When researchers generate a model for an experiment, they think of the model holistically, understanding which model pieces are important to answer their research question. Currently, the only way to generate such a model is to bring together numerous domain experts who each knows how to use his or her domain’s tool to generate that specific piece of the larger model. This approach is inefficient and resource intensive.
Arion is designed to alleviate these problems. It is a high-level modeling language and library that enables researchers to model their problem naturally. Arion converts the model into the languages of domain-specific simulators so that researchers don’t need to rely on domain experts to start their experiment.

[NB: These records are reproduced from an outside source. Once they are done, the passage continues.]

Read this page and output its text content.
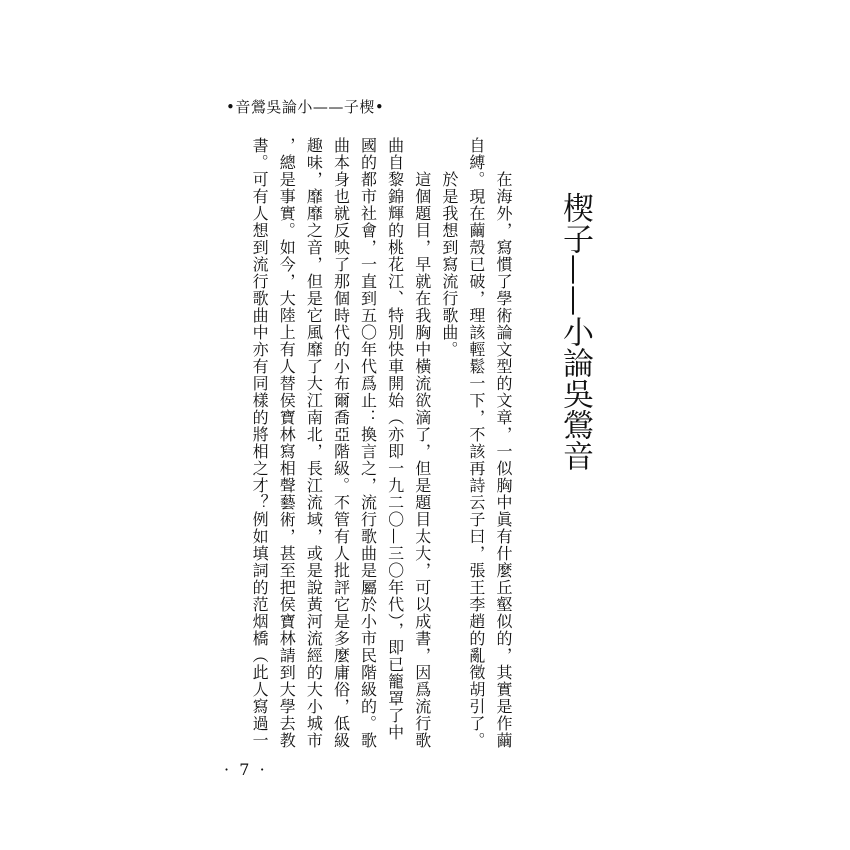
•楔子——小論吳鶯音•
楔子——小論吳鶯音
在海外，寫慣了學術論文型的文章，一似胸中眞有什麼丘壑似的，其實是作繭
自縛。現在繭殼已破，理該輕鬆一下，不該再詩云子曰，張王李趙的亂徵胡引了。
於是我想到寫流行歌曲。
這個題目，早就在我胸中橫流欲滴了，但是題目太大，可以成書，因爲流行歌
曲自黎錦輝的桃花江、特別快車開始（亦即一九二〇—三〇年代），即已籠罩了中
國的都市社會，一直到五〇年代爲止：換言之，流行歌曲是屬於小市民階級的。歌
曲本身也就反映了那個時代的小布爾喬亞階級。不管有人批評它是多麼庸俗，低級
趣味，靡靡之音，但是它風靡了大江南北，長江流域，或是說黃河流經的大小城市
，總是事實。如今，大陸上有人替侯寶林寫相聲藝術，甚至把侯寶林請到大學去教
書。可有人想到流行歌曲中亦有同樣的將相之才？例如填詞的范烟橋（此人寫過一
·  7  ·
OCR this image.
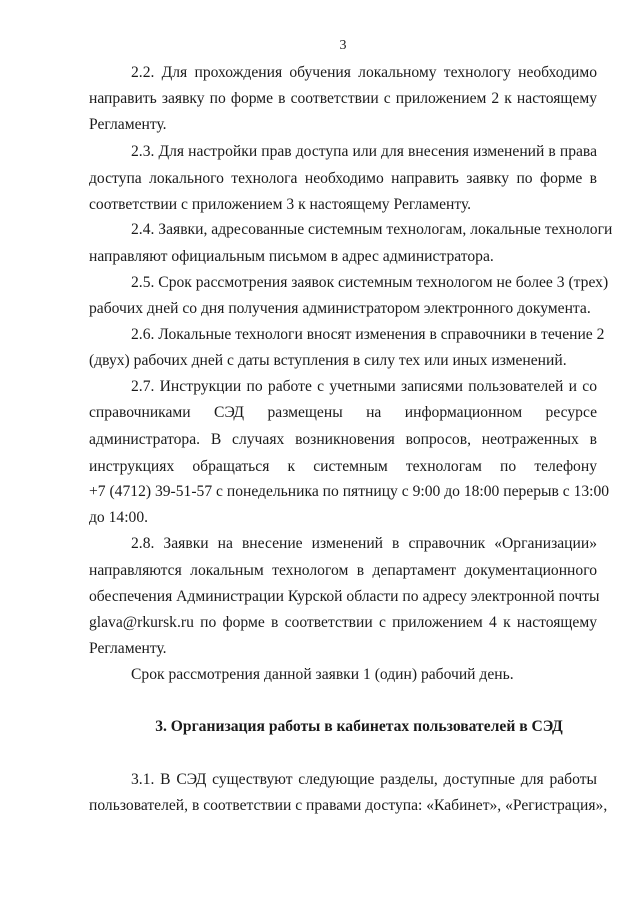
3
2.2. Для прохождения обучения локальному технологу необходимо
направить заявку по форме в соответствии с приложением 2 к настоящему
Регламенту.
2.3. Для настройки прав доступа или для внесения изменений в права
доступа локального технолога необходимо направить заявку по форме в
соответствии с приложением 3 к настоящему Регламенту.
2.4. Заявки, адресованные системным технологам, локальные технологи
направляют официальным письмом в адрес администратора.
2.5. Срок рассмотрения заявок системным технологом не более 3 (трех)
рабочих дней со дня получения администратором электронного документа.
2.6. Локальные технологи вносят изменения в справочники в течение 2
(двух) рабочих дней с даты вступления в силу тех или иных изменений.
2.7. Инструкции по работе с учетными записями пользователей и со
справочниками СЭД размещены на информационном ресурсе
администратора. В случаях возникновения вопросов, неотраженных в
инструкциях обращаться к системным технологам по телефону
+7 (4712) 39-51-57 с понедельника по пятницу с 9:00 до 18:00 перерыв с 13:00
до 14:00.
2.8. Заявки на внесение изменений в справочник «Организации»
направляются локальным технологом в департамент документационного
обеспечения Администрации Курской области по адресу электронной почты
glava@rkursk.ru по форме в соответствии с приложением 4 к настоящему
Регламенту.
Срок рассмотрения данной заявки 1 (один) рабочий день.
3. Организация работы в кабинетах пользователей в СЭД
3.1. В СЭД существуют следующие разделы, доступные для работы
пользователей, в соответствии с правами доступа: «Кабинет», «Регистрация»,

The Java programming language is used to provide a suite of capabilities, but Arion is designed to make you feel like you’re defining a model, not performing programming.
Today, Arion supports GridLAB-D, ns3, and Framework for Network Co-Simulation (FNCS). Support for Opal-RT, EnergyPlus, VOLTTRON™, and powerNET is planned.

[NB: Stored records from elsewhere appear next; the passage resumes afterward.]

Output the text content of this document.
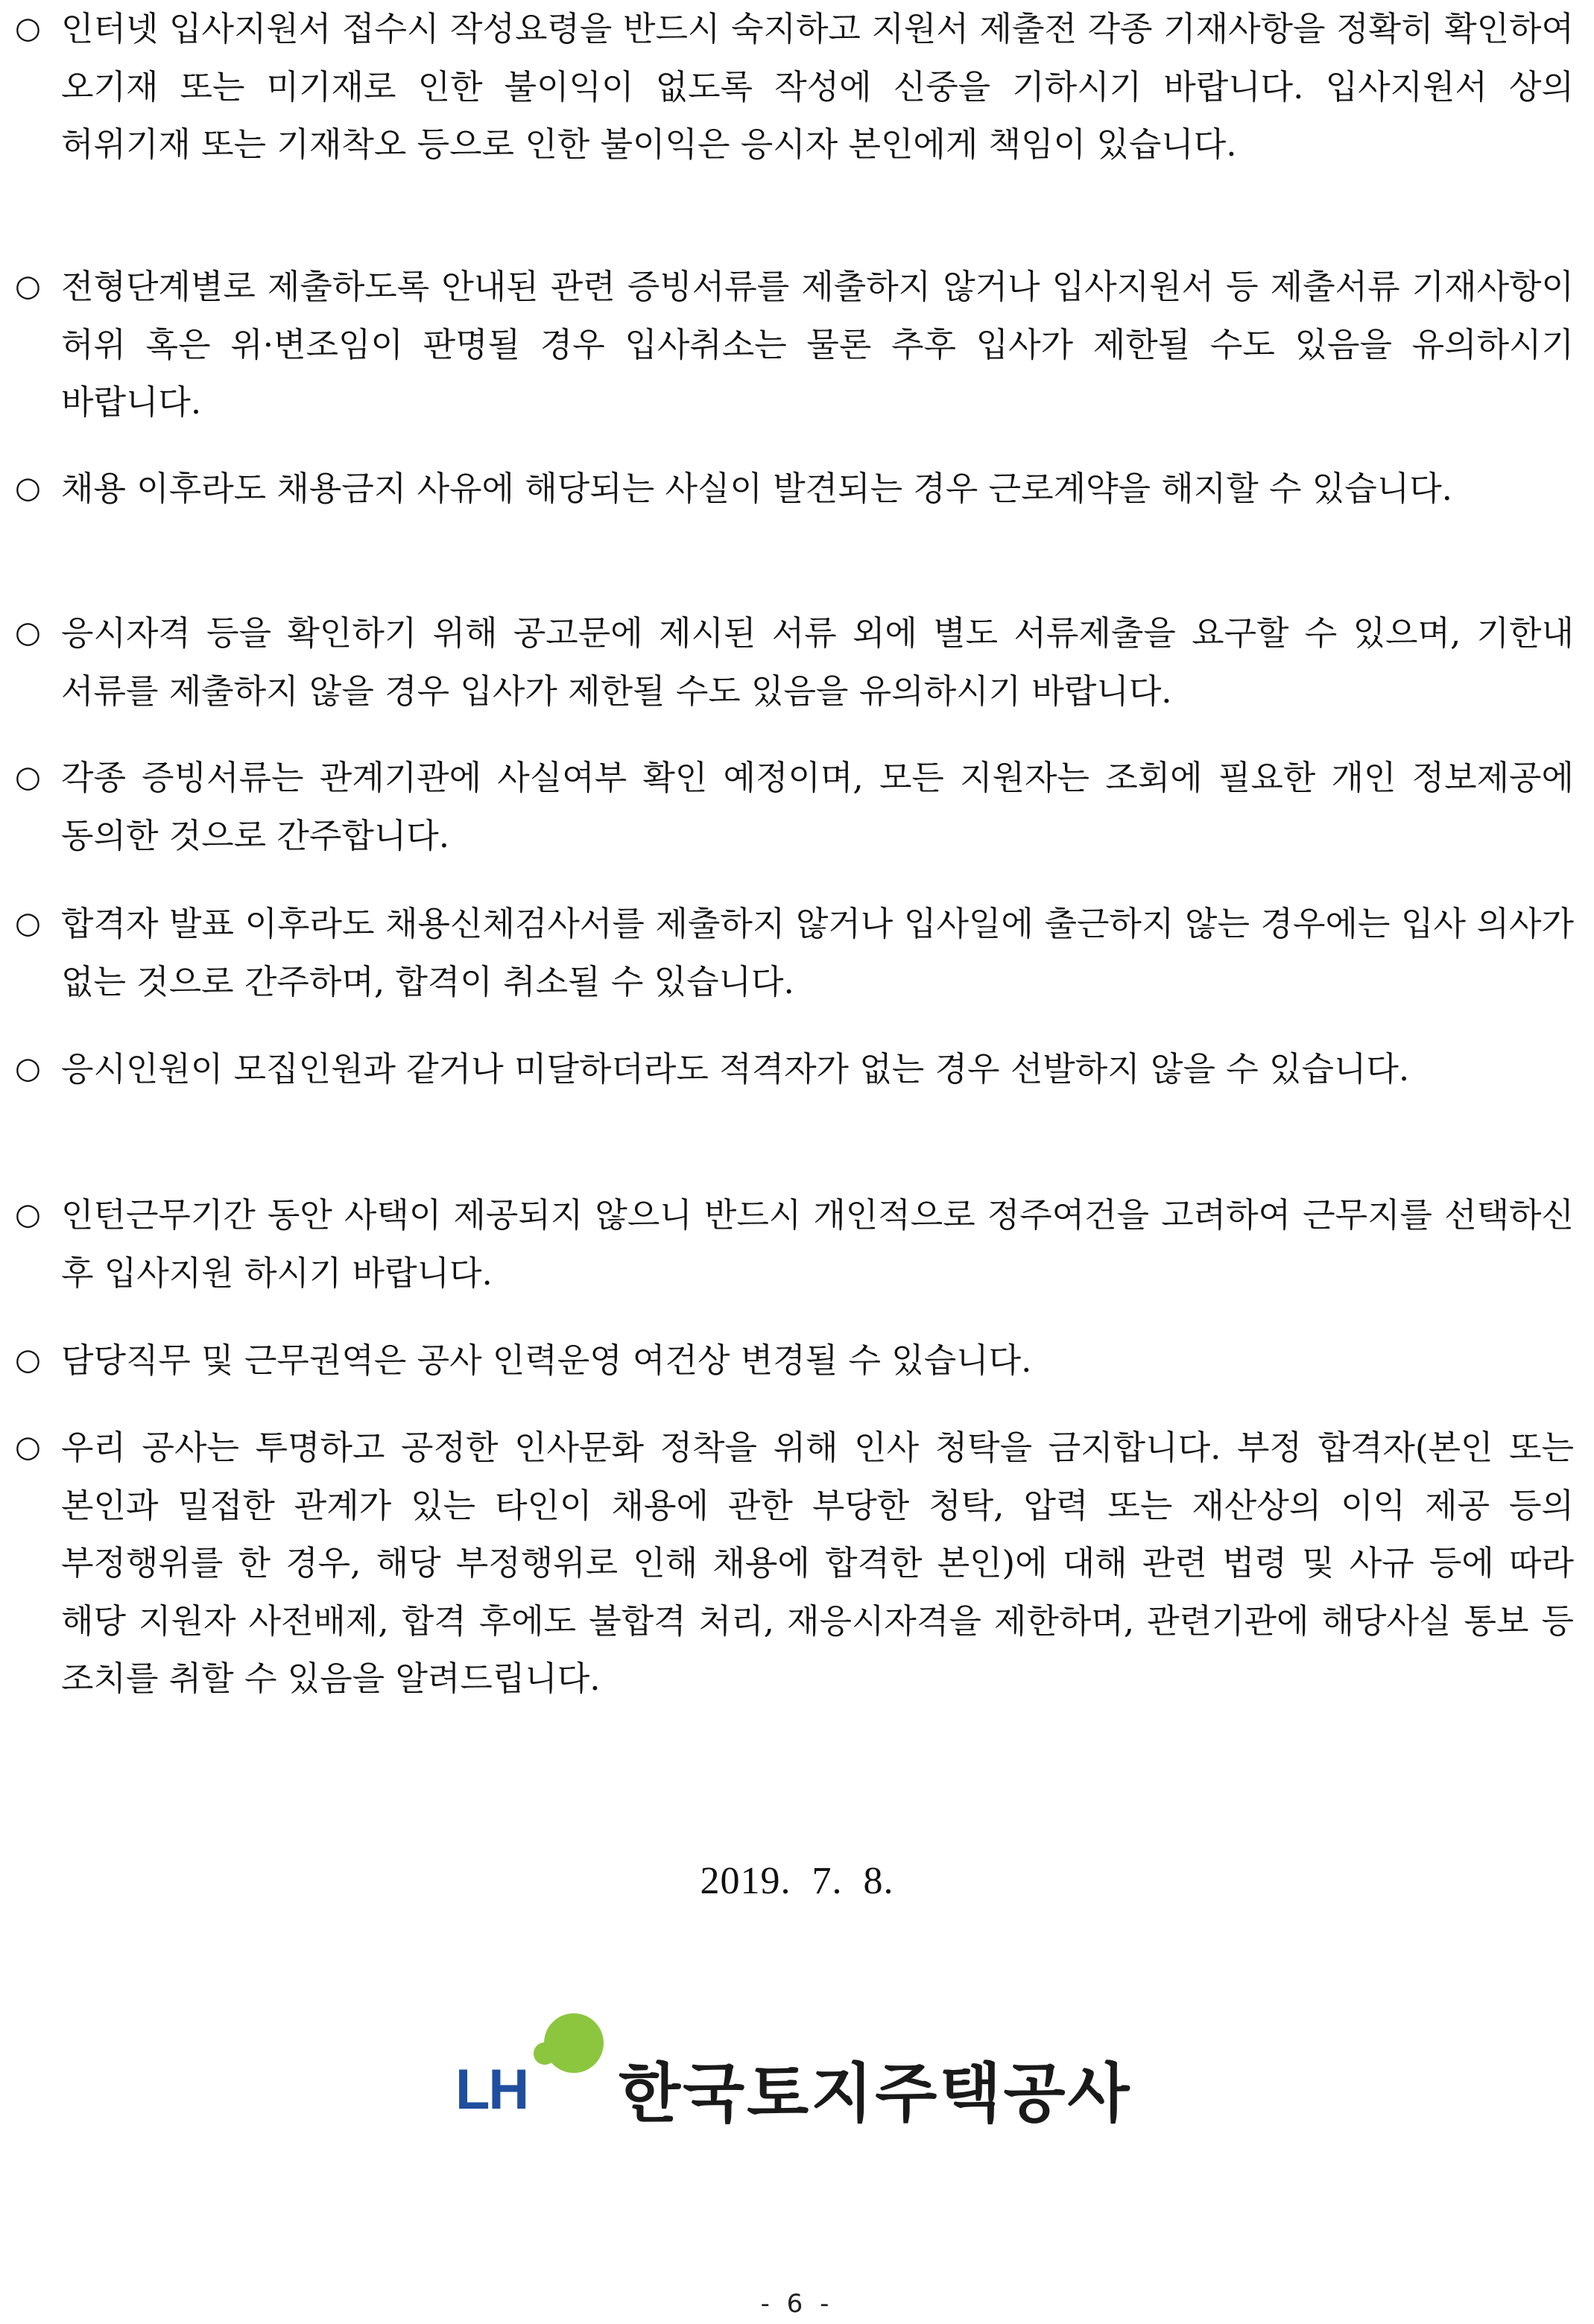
○ 인터넷 입사지원서 접수시 작성요령을 반드시 숙지하고 지원서 제출전 각종 기재사항을 정확히 확인하여 오기재 또는 미기재로 인한 불이익이 없도록 작성에 신중을 기하시기 바랍니다. 입사지원서 상의 허위기재 또는 기재착오 등으로 인한 불이익은 응시자 본인에게 책임이 있습니다.

○ 전형단계별로 제출하도록 안내된 관련 증빙서류를 제출하지 않거나 입사지원서 등 제출서류 기재사항이 허위 혹은 위·변조임이 판명될 경우 입사취소는 물론 추후 입사가 제한될 수도 있음을 유의하시기 바랍니다.

○ 채용 이후라도 채용금지 사유에 해당되는 사실이 발견되는 경우 근로계약을 해지할 수 있습니다.

○ 응시자격 등을 확인하기 위해 공고문에 제시된 서류 외에 별도 서류제출을 요구할 수 있으며, 기한내 서류를 제출하지 않을 경우 입사가 제한될 수도 있음을 유의하시기 바랍니다.

○ 각종 증빙서류는 관계기관에 사실여부 확인 예정이며, 모든 지원자는 조회에 필요한 개인 정보제공에 동의한 것으로 간주합니다.

○ 합격자 발표 이후라도 채용신체검사서를 제출하지 않거나 입사일에 출근하지 않는 경우에는 입사 의사가 없는 것으로 간주하며, 합격이 취소될 수 있습니다.

○ 응시인원이 모집인원과 같거나 미달하더라도 적격자가 없는 경우 선발하지 않을 수 있습니다.

○ 인턴근무기간 동안 사택이 제공되지 않으니 반드시 개인적으로 정주여건을 고려하여 근무지를 선택하신 후 입사지원 하시기 바랍니다.

○ 담당직무 및 근무권역은 공사 인력운영 여건상 변경될 수 있습니다.

○ 우리 공사는 투명하고 공정한 인사문화 정착을 위해 인사 청탁을 금지합니다. 부정 합격자(본인 또는 본인과 밀접한 관계가 있는 타인이 채용에 관한 부당한 청탁, 압력 또는 재산상의 이익 제공 등의 부정행위를 한 경우, 해당 부정행위로 인해 채용에 합격한 본인)에 대해 관련 법령 및 사규 등에 따라 해당 지원자 사전배제, 합격 후에도 불합격 처리, 재응시자격을 제한하며, 관련기관에 해당사실 통보 등 조치를 취할 수 있음을 알려드립니다.

2019. 7. 8.
LH 한국토지주택공사
- 6 -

Arion creates the necessary configuration files so that researchers can go straight from modeling to receiving simulator data.
Arion is one of several projects under Pacific Northwest National Laboratory’s Control of Complex Systems Initiative (CCSI). CCSI is a five-year effort, bringing together theory, tools and testing of large-scale complex systems in a way that leads to effective deployment of more integrated, affordable and secure control systems. The initiative’s outcomes will benefit the power grid and buildings, with additional applications expected in transportation, national security, computing, manufacturing and other fields.